Les valeurs d'énergie des États-Unis affichent des schémas de volatilité inégaux à l'approche de la fin du troisième trimestre 2026, comme le montre l'analyse de Citi, qui met en évidence des tendances divergentes à travers le secteur.
La banque a estimé l'implicite volatilité pour une panoplie d'entreprises de services, au-delà de 30 jours, en identifiant cinq sociétés dont les niveaux de volatilité étaient élevés : PG&E Corp, NRG Energy, Constellation Energy, Edison International et Ormat Technologies. Les entreprises de services basées en Californie représentaient une part disproportionnée de la volatilité, reflétant l'incertitude législative et réglementaire dans cet Etat. Les producteurs privés d'électricité se sont également révélés sensibles, en raison du changement de politique en matière d'énergie des centres de données et de l'évolution des modèles commerciaux.
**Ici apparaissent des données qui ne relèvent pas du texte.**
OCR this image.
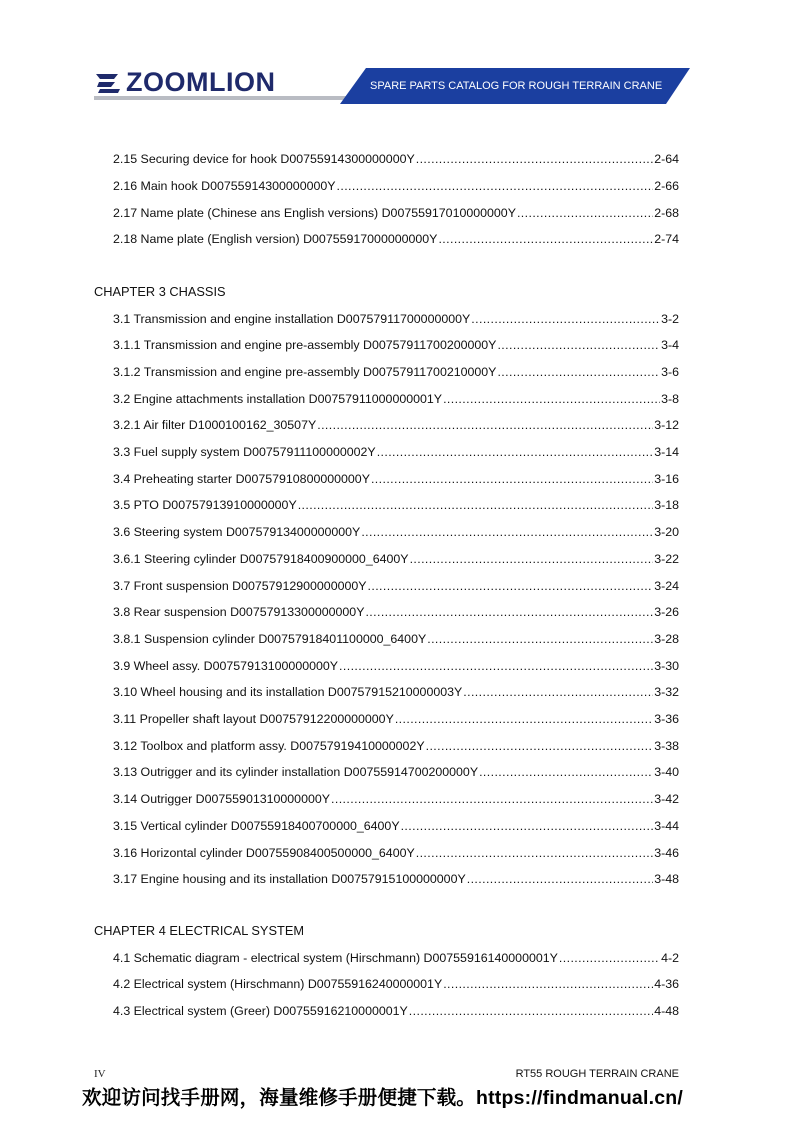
ZOOMLION	SPARE PARTS CATALOG FOR ROUGH TERRAIN CRANE
2.15 Securing device for hook D00755914300000000Y .....	2-64
2.16 Main hook D00755914300000000Y .....	2-66
2.17 Name plate (Chinese ans English versions) D00755917010000000Y .....	2-68
2.18 Name plate (English version) D00755917000000000Y .....	2-74
CHAPTER 3 CHASSIS
3.1 Transmission and engine installation D00757911700000000Y .....	3-2
3.1.1 Transmission and engine pre-assembly D00757911700200000Y .....	3-4
3.1.2 Transmission and engine pre-assembly D00757911700210000Y .....	3-6
3.2 Engine attachments installation D00757911000000001Y .....	3-8
3.2.1 Air filter D1000100162_30507Y .....	3-12
3.3 Fuel supply system D00757911100000002Y .....	3-14
3.4 Preheating starter D00757910800000000Y .....	3-16
3.5 PTO D00757913910000000Y .....	3-18
3.6 Steering system D00757913400000000Y .....	3-20
3.6.1 Steering cylinder D00757918400900000_6400Y .....	3-22
3.7 Front suspension D00757912900000000Y .....	3-24
3.8 Rear suspension D00757913300000000Y .....	3-26
3.8.1 Suspension cylinder D00757918401100000_6400Y .....	3-28
3.9 Wheel assy. D00757913100000000Y .....	3-30
3.10 Wheel housing and its installation D00757915210000003Y .....	3-32
3.11 Propeller shaft layout D00757912200000000Y .....	3-36
3.12 Toolbox and platform assy. D00757919410000002Y .....	3-38
3.13 Outrigger and its cylinder installation D00755914700200000Y .....	3-40
3.14 Outrigger D00755901310000000Y .....	3-42
3.15 Vertical cylinder D00755918400700000_6400Y .....	3-44
3.16 Horizontal cylinder D00755908400500000_6400Y .....	3-46
3.17 Engine housing and its installation D00757915100000000Y .....	3-48
CHAPTER 4 ELECTRICAL SYSTEM
4.1 Schematic diagram - electrical system (Hirschmann) D00755916140000001Y .....	4-2
4.2 Electrical system (Hirschmann) D00755916240000001Y .....	4-36
4.3 Electrical system (Greer) D00755916210000001Y .....	4-48
IV	RT55 ROUGH TERRAIN CRANE
欢迎访问找手册网，海量维修手册便捷下载。https://findmanual.cn/
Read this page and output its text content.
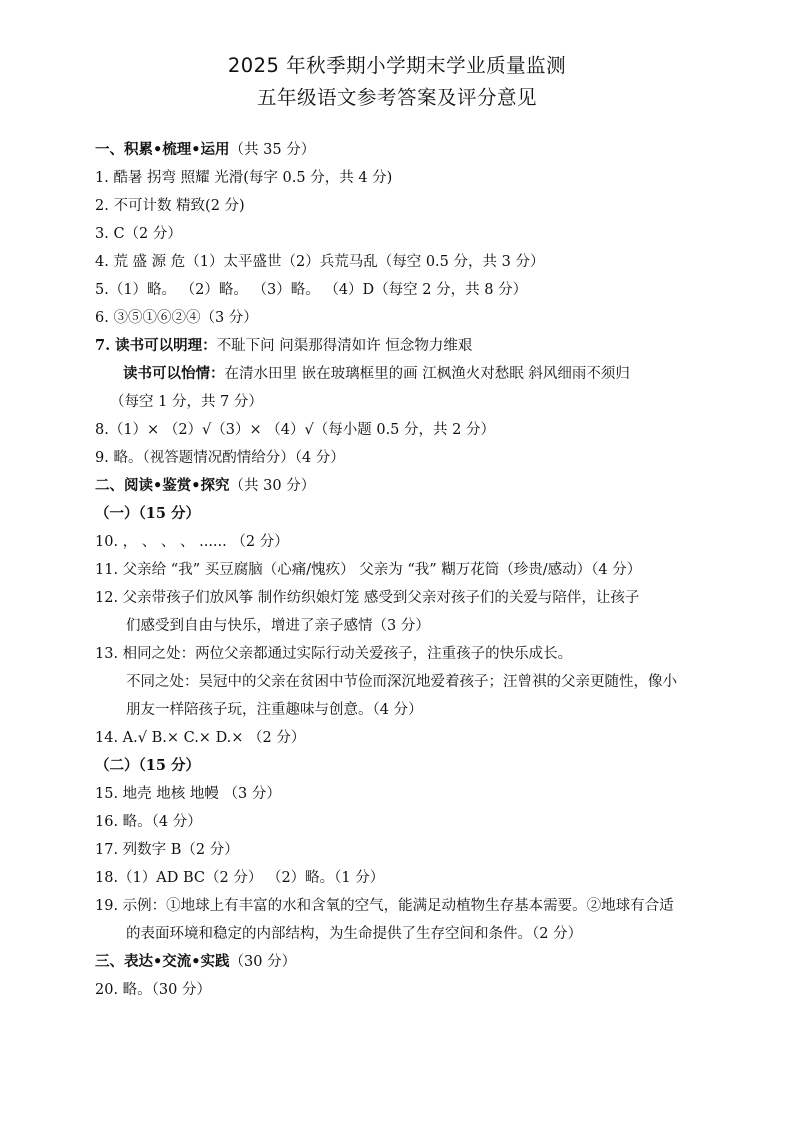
2025 年秋季期小学期末学业质量监测
五年级语文参考答案及评分意见
一、积累•梳理•运用（共 35 分）
1. 酷暑 拐弯 照耀 光滑(每字 0.5 分，共 4 分)
2. 不可计数 精致(2 分)
3. C（2 分）
4. 荒 盛 源 危（1）太平盛世（2）兵荒马乱（每空 0.5 分，共 3 分）
5.（1）略。 （2）略。 （3）略。 （4）D（每空 2 分，共 8 分）
6. ③⑤①⑥②④（3 分）
7. 读书可以明理：不耻下问 问渠那得清如许 恒念物力维艰
读书可以怡情：在清水田里 嵌在玻璃框里的画 江枫渔火对愁眠 斜风细雨不须归
（每空 1 分，共 7 分）
8.（1）× （2）√（3）× （4）√（每小题 0.5 分，共 2 分）
9. 略。（视答题情况酌情给分）（4 分）
二、阅读•鉴赏•探究（共 30 分）
（一）（15 分）
10. ， 、 、 、 ...... （2 分）
11. 父亲给 “我” 买豆腐脑（心痛/愧疚） 父亲为 “我” 糊万花筒（珍贵/感动）（4 分）
12. 父亲带孩子们放风筝 制作纺织娘灯笼 感受到父亲对孩子们的关爱与陪伴，让孩子
们感受到自由与快乐，增进了亲子感情（3 分）
13. 相同之处：两位父亲都通过实际行动关爱孩子，注重孩子的快乐成长。
不同之处：吴冠中的父亲在贫困中节俭而深沉地爱着孩子；汪曾祺的父亲更随性，像小
朋友一样陪孩子玩，注重趣味与创意。（4 分）
14. A.√ B.× C.× D.× （2 分）
（二）（15 分）
15. 地壳 地核 地幔 （3 分）
16. 略。（4 分）
17. 列数字 B（2 分）
18.（1）AD BC（2 分） （2）略。（1 分）
19. 示例：①地球上有丰富的水和含氧的空气，能满足动植物生存基本需要。②地球有合适
的表面环境和稳定的内部结构，为生命提供了生存空间和条件。（2 分）
三、表达•交流•实践（30 分）
20. 略。（30 分）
Parmi les sociétés du groupe, NRG Energy a été la seule à enregistrer une augmentation de la volatilité implicite ces deux dernières semaines. À l'opposé, NET Power et Sempra Energy ont été les sociétés qui ont connu la plus importante diminution de la volatilité implicite pendant cette période, avec NET Power passant des niveaux les plus élevés aux plus faibles. Ormat Technologies organise un jour d'analystes, ce qui pourrait influencer sa volatilité.
Les sociétés du bas de l'échelle de volatilité incluaient Consolidated Edison, qui avait l'imprimée la plus basse dans la corbeille. D'autres noms relativement stables étaient Atmos Energy, Evergy, Duke Energy, WEC Energy Group, Southern Company et CMS Energy, qui ont tous connu peu de variation de l'imprimée, au cours de la période de deux semaines.
Cette divergence souligne comment les changements de politique et les dynamiques réglementaires régionales remodelent les perceptions du risque dans l'ensemble du secteur des entreprises de services publics alors que les investisseurs préparent leurs positions en vue de la fin du trimestre.